Nell’attesa, le conclusioni del summit e le stesse parole di Meloni offrono un quadro sull’intelaiatura politica e finanziaria del «processo» che il governo Meloni si sta intestando. Sul fronte politico, l’ambizione è quella di «sconfiggere l’immigrazione illegale», avviando una cooperazione improntata a contrasto delle «organizzazioni di trafficanti», migliore gestione dei flussi migratori, supporto dei richiedenti asilo e «aiuti ai Paesi d’origine». Su quello finanziario, l’obiettivo «di medio termine» è la creazione di un fondo finanziato da Paesi e organizzazioni inclusi nel processo.
Il nodo dei finanziamenti e le accuse sul modello
Le «direttrici prioritarie di finanziamento», ha detto Meloni, dovrebbero riguardare «soprattutto gli investimenti strategici, le infrastrutture, perché quello è il modo più duraturo di fare, cooperazione». Al momento l’unico impegno tangibile sono i 100 milioni di euro annunciati dal presidente emiratino Mohammed Bin Zayed, mentre il resto dei finanziamenti dovranno essere via via elargiti in base alle rispettive disponibilità dei singoli Paesi.
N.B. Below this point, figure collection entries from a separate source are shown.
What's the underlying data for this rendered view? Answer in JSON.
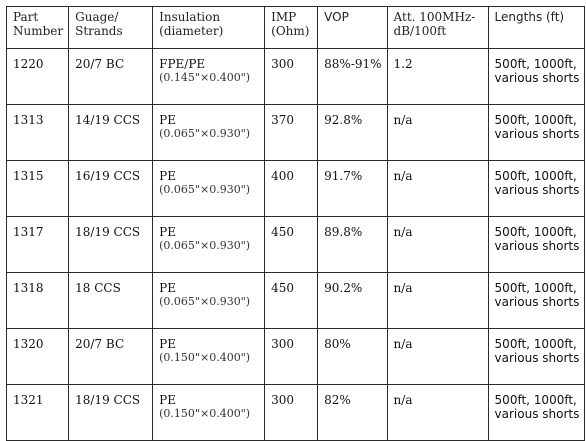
{
  "headers": [
    [
      "Part",
      "Number"
    ],
    [
      "Guage/",
      "Strands"
    ],
    [
      "Insulation",
      "(diameter)"
    ],
    [
      "IMP",
      "(Ohm)"
    ],
    [
      "VOP"
    ],
    [
      "Att. 100MHz-",
      "dB/100ft"
    ],
    [
      "Lengths (ft)"
    ]
  ],
  "rows": [
    {
      "part": "1220",
      "gauge": "20/7 BC",
      "ins": "FPE/PE",
      "dia": "(0.145\"×0.400\")",
      "imp": "300",
      "vop": "88%-91%",
      "att": "1.2",
      "len1": "500ft, 1000ft,",
      "len2": "various shorts"
    },
    {
      "part": "1313",
      "gauge": "14/19 CCS",
      "ins": "PE",
      "dia": "(0.065\"×0.930\")",
      "imp": "370",
      "vop": "92.8%",
      "att": "n/a",
      "len1": "500ft, 1000ft,",
      "len2": "various shorts"
    },
    {
      "part": "1315",
      "gauge": "16/19 CCS",
      "ins": "PE",
      "dia": "(0.065\"×0.930\")",
      "imp": "400",
      "vop": "91.7%",
      "att": "n/a",
      "len1": "500ft, 1000ft,",
      "len2": "various shorts"
    },
    {
      "part": "1317",
      "gauge": "18/19 CCS",
      "ins": "PE",
      "dia": "(0.065\"×0.930\")",
      "imp": "450",
      "vop": "89.8%",
      "att": "n/a",
      "len1": "500ft, 1000ft,",
      "len2": "various shorts"
    },
    {
      "part": "1318",
      "gauge": "18 CCS",
      "ins": "PE",
      "dia": "(0.065\"×0.930\")",
      "imp": "450",
      "vop": "90.2%",
      "att": "n/a",
      "len1": "500ft, 1000ft,",
      "len2": "various shorts"
    },
    {
      "part": "1320",
      "gauge": "20/7 BC",
      "ins": "PE",
      "dia": "(0.150\"×0.400\")",
      "imp": "300",
      "vop": "80%",
      "att": "n/a",
      "len1": "500ft, 1000ft,",
      "len2": "various shorts"
    },
    {
      "part": "1321",
      "gauge": "18/19 CCS",
      "ins": "PE",
      "dia": "(0.150\"×0.400\")",
      "imp": "300",
      "vop": "82%",
      "att": "n/a",
      "len1": "500ft, 1000ft,",
      "len2": "various shorts"
    }
  ]
}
La presidente della Commissione von der Leyen ha dichiarato che l’intesa siglata a Tunisi con il presidente Kaïs Saïed dovrebbe essere un «modello» per altri accordi con «Paesi della regione». Un esempio che può riaccendere le polemiche all’asse fra Bruxelles e Tunisi, contestato per le accuse di violazioni dei diritti umani e autoritarismo che pendono su Saïed . «Il tema centrale degli accordi tra Europa e Africa - ha dichiarato David Yambio, portavoce del movimento Refugees in Libya - dovrebbe essere il rispetto dei diritti umani. Ma così non è».